David Manley18 Dec 2014 5:43 a.m. PST

Indeed, there are many myths that surround this topic. Armour thickness and its "obvious" importance being one of them., despite evidence form Jutland and other actions that showed that the difference in armour thickness between 9for example) comparable British and German BCs was not tactically relevant. Subdivision is another aspect where it is "obvious" that one design style was "superior", whereas a closer examination looking at the full range of technical and operability aspects shows this is not the case. However, as with the myth of aluminium superstructures in the Falklands it is a subject where fact is generally overridden by what people "know".

Personal logo javelin98 Supporting Member of TMP18 Dec 2014 10:32 a.m. PST

From what I understand, the BCs would not have been so vulnerable had it not been for improper storage of the cordite bags in the stairwell of the turret silos. Apparently the elevators that brought the charges from the magazines up to the guns were not fast enough to satisfy the RN's desire for high volume of fire, so doors designed to protect against deflagration were propped open and cordite was stacked up high to allow for rapid fire. I have to wonder how the BCs at Jutland would have faired if they had followed proper fire-prevention and charge-handling procedures.

hindsTMP Supporting Member of TMP18 Dec 2014 11:03 a.m. PST

Mako11:

According to recent analyses, most importantly the Jurens article in Warship International (also on the Internet), the Hood most probably was destroyed by a lucky (very low probability) shell hit. Assuming that this was the case, the typical Denmark Strait General Quarters (game) result is historical, in that the Bismarck is usually sunk (2-versus-1), while the Hood usually survives.

In particular, the hit probably occured in a 4" AA magazine added in the 1930s forward of the main 15" magazines. The forward edge of this magazine extended up to the boundary of the magazine deck armor, such that a shell coming in at an angle from forward could enter through the much thinner machinery spaces deck armor. Since the Hood was probably hit during her final turn, she would have been vulnerable to such a hit. Had the Hood received her major upgrade as planned, the deck armor and magazine arrangement would have been rationalized to fix such gaps. IMHO, such a hit would probably have been fatal, regardless of the type of propellent. For example, although USS Boise survived a magazine hit at Cape Esperance, it was an underwater hit which brought extensive magazine flooding in with it. In contrast, Hood's was above water.

An analogy might be the way that early Panther tanks (prior to model G) could be penetrated frontally by bouncing a shell off the bottom edge of the curved gun mantlet. This "Achilles Heel" doesn't mean that we consider those tanks fragile overall.

Mark H.

StarCruiser18 Dec 2014 7:07 p.m. PST

Plus – any claim that the Battle Cruiser was a totally useless type is biased if you just consider one fleet's version of the type.

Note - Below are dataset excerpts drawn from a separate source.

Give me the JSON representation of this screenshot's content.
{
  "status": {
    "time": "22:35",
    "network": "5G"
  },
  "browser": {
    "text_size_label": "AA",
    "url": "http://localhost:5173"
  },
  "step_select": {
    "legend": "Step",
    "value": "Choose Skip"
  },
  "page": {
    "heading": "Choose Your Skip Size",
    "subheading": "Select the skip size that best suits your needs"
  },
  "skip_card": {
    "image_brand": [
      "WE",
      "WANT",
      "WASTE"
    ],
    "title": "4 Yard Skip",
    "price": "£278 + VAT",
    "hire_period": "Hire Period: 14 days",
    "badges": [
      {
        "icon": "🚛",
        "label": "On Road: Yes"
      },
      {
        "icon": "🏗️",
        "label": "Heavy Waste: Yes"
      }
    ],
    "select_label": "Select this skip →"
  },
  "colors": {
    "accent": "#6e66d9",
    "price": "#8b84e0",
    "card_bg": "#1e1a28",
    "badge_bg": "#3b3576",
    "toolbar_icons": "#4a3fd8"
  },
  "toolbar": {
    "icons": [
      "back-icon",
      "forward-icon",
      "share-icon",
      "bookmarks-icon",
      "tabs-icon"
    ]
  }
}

The German WWI Battle Cruisers proved quite tough since they sacrificed some firepower for better protection and somewhat better speed. Generally, better balanced as faster, lighter battleships instead of larger and more powerful armored cruisers.

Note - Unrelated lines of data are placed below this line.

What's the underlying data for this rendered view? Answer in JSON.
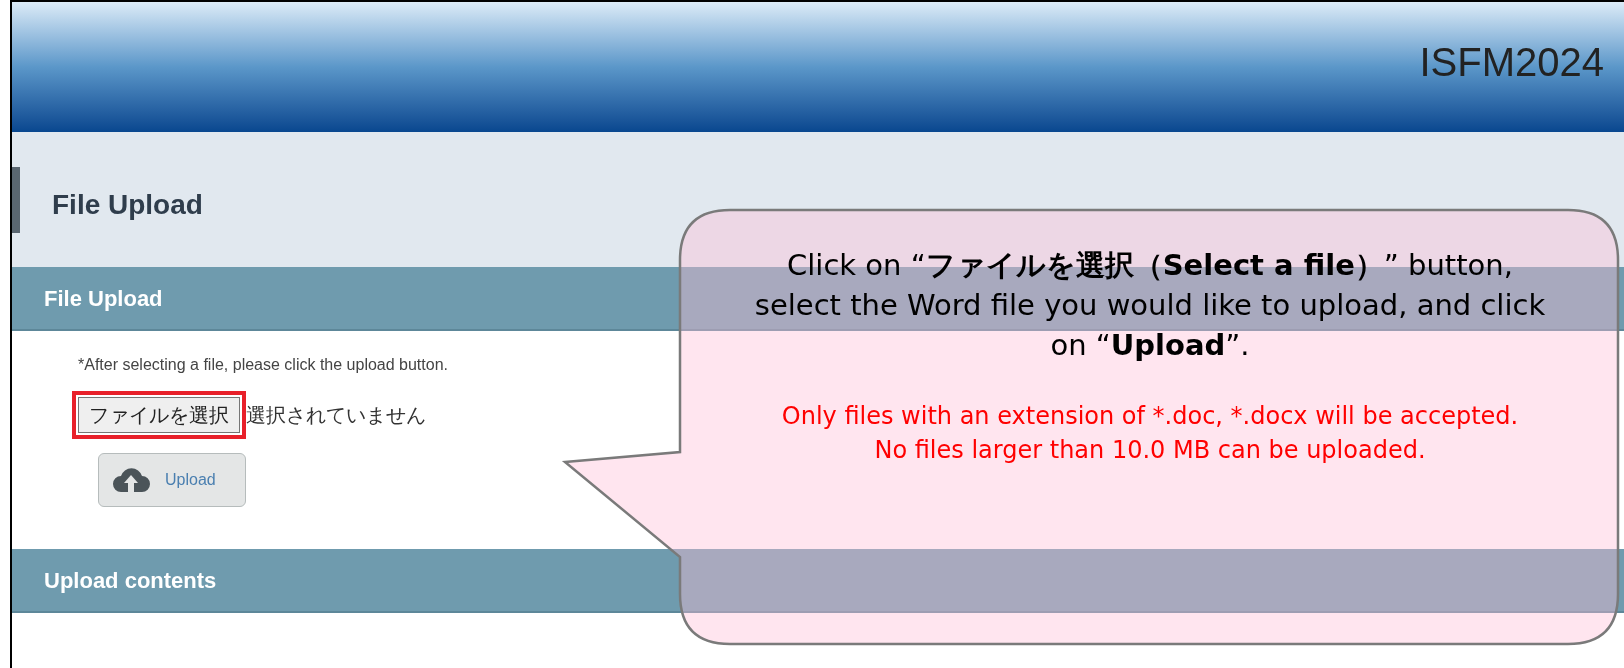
{
  "header": {
    "site_title": "ISFM2024"
  },
  "page_title": "File Upload",
  "panels": [
    {
      "title": "File Upload"
    },
    {
      "title": "Upload contents"
    }
  ],
  "upload_form": {
    "note": "*After selecting a file, please click the upload button.",
    "choose_button": "ファイルを選択",
    "file_status": "選択されていません",
    "highlighted": true,
    "upload_button": "Upload"
  },
  "callout": {
    "instruction": "Click on “**ファイルを選択（Select a file）**” button, select the Word file you would like to upload, and click on “**Upload**”.",
    "warnings": [
      "Only files with an extension of *.doc, *.docx will be accepted.",
      "No files larger than 10.0 MB can be uploaded."
    ]
  }
}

jgibbons18 Dec 2014 7:16 p.m. PST

Interesting discussion… I just picked up the new book on German battlecruisers of ww1…

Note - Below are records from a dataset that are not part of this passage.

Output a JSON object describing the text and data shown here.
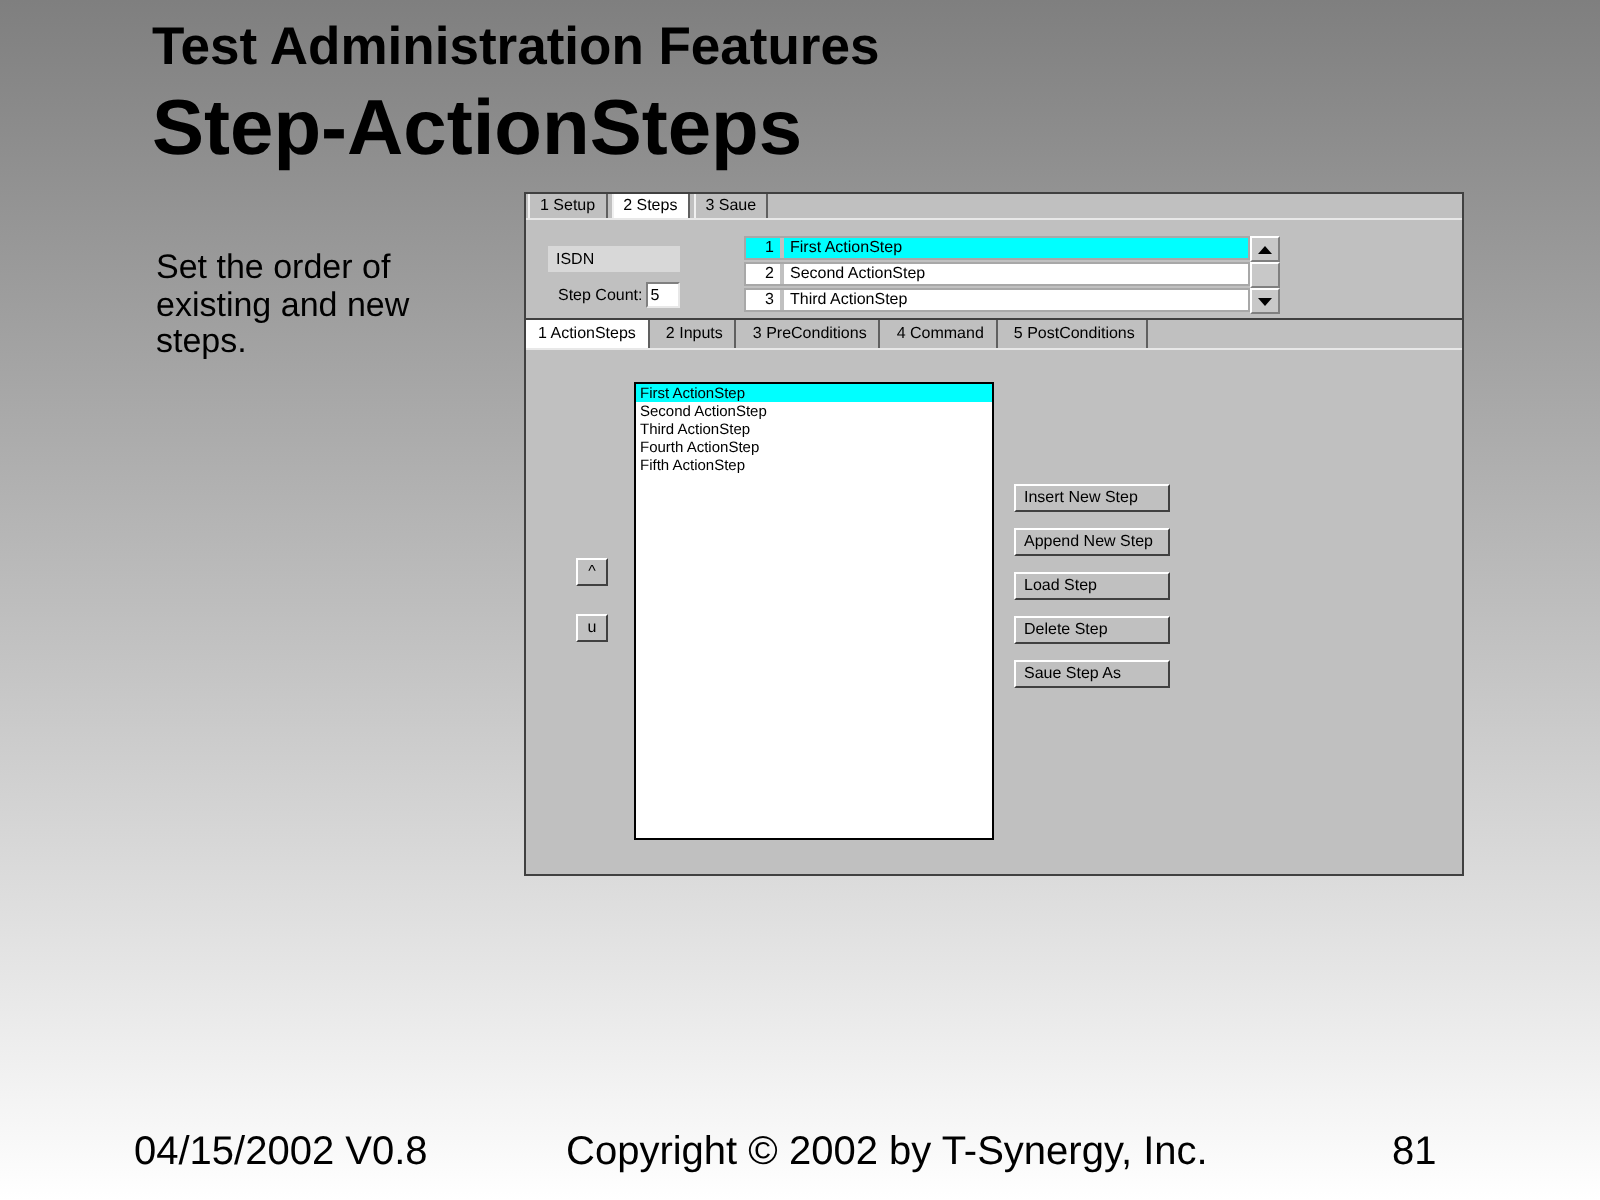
{
  "slide": {
    "heading": "Test Administration Features",
    "title": "Step-ActionSteps",
    "body": "Set the order of existing and new steps."
  },
  "window": {
    "tabs": [
      {
        "label": "1 Setup",
        "selected": false
      },
      {
        "label": "2 Steps",
        "selected": true
      },
      {
        "label": "3 Saue",
        "selected": false
      }
    ],
    "protocol_field": {
      "value": "ISDN"
    },
    "step_count": {
      "label": "Step Count:",
      "value": "5"
    },
    "step_list": [
      {
        "number": "1",
        "name": "First ActionStep",
        "selected": true
      },
      {
        "number": "2",
        "name": "Second ActionStep",
        "selected": false
      },
      {
        "number": "3",
        "name": "Third ActionStep",
        "selected": false
      }
    ],
    "step_tabs": [
      {
        "label": "1 ActionSteps",
        "selected": true
      },
      {
        "label": "2 Inputs",
        "selected": false
      },
      {
        "label": "3 PreConditions",
        "selected": false
      },
      {
        "label": "4 Command",
        "selected": false
      },
      {
        "label": "5 PostConditions",
        "selected": false
      }
    ],
    "move_buttons": [
      "^",
      "u"
    ],
    "action_steps": [
      {
        "label": "First ActionStep",
        "selected": true
      },
      {
        "label": "Second ActionStep",
        "selected": false
      },
      {
        "label": "Third ActionStep",
        "selected": false
      },
      {
        "label": "Fourth ActionStep",
        "selected": false
      },
      {
        "label": "Fifth ActionStep",
        "selected": false
      }
    ],
    "buttons": [
      "Insert New Step",
      "Append New Step",
      "Load Step",
      "Delete Step",
      "Saue Step As"
    ]
  },
  "footer": {
    "date": "04/15/2002 V0.8",
    "copyright": "Copyright © 2002 by T-Synergy, Inc.",
    "page": "81"
  }
}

hindsTMP Supporting Member of TMP19 Dec 2014 6:45 a.m. PST

…and somewhat better speed

IIRC, the ability of the German constructors to obtain good speeds in their BCs, despite the much greater armor protection, was primarily due to the small-tube boilers they used. The contemporary British BCs didn't use them yet, due to a (possibly overly conservative) decision of the British in favor of greater reliability.

<quote from "Battlecruisers" by Roberts>
The saving made was considerable. Comparing Indefatigable with Moltke, the length of the boiler rooms were 172 ft and 134ft respectively and in the case of Lion and Seydlitz, 190ft and 152ft 6in respectively. This represented not only a saving in machinery weight but a substantial reduction in hull and armour weight which the Germans utilized to great effect to enhance the armour thickness on their ships. German vessels also had their boiler rooms more closely subdivided than British ships with fewer boilers per room and greater use of longitudinal bulkheads. D'Eyncourt was particularly keen on adopting small-tube boilers and eventually managed to get them into large ships by employing them in the large light cruisers which were classed, despite their size, with other light cruisers. This at least provided a precedent and when it came to the designs which led up to Hood he was able to convince the Board that the enormous savings possible in such large ships more than compensated for any loss in reliability.
<end quote>

Mark H.

CampyF19 Dec 2014 6:43 p.m. PST

A number of British Battlecruisers took a heavy pounding and kept on dishing out damage to the Germans. Heck even the old Warrior took 15+ heavy rounds, and steamed away from the scene under her own power. Fragile, no. Poorly handled, probably.

Blutarski19 Dec 2014 8:01 p.m. PST

Campy – I think you're being a bit kind to the old Warrior. She did shoot up the Wiesbaden in conjunction with Defence before coming under the fire of Hipper's and Scheer's leading ships, but that was about it. I know of no hits made by Warrior upon the German BCs or BBs, which were barely visible to her.

Warrior did suffer about 15 heavy caliber hits within about 25 minutes of action. Fortunately none appear to have hit in her turrets or ammunition lobby. But there were severa underwater hits and both engine rooms were reported disabled by 6:33pm. The engines did continue to revolve with sufficient revs for about 10-12 knots for about an hour and a half. Both engine rooms at this time were already filled to within 10 feet of the main deck. By 8:00pm, Warrior was DIW and under tow by Engadine at 8 knots, but she was unable to control the flooding. By 7:00am next morning towing speed was down to 6 knots and Warrior's stability situation was such that she was abandoned by 8:00am.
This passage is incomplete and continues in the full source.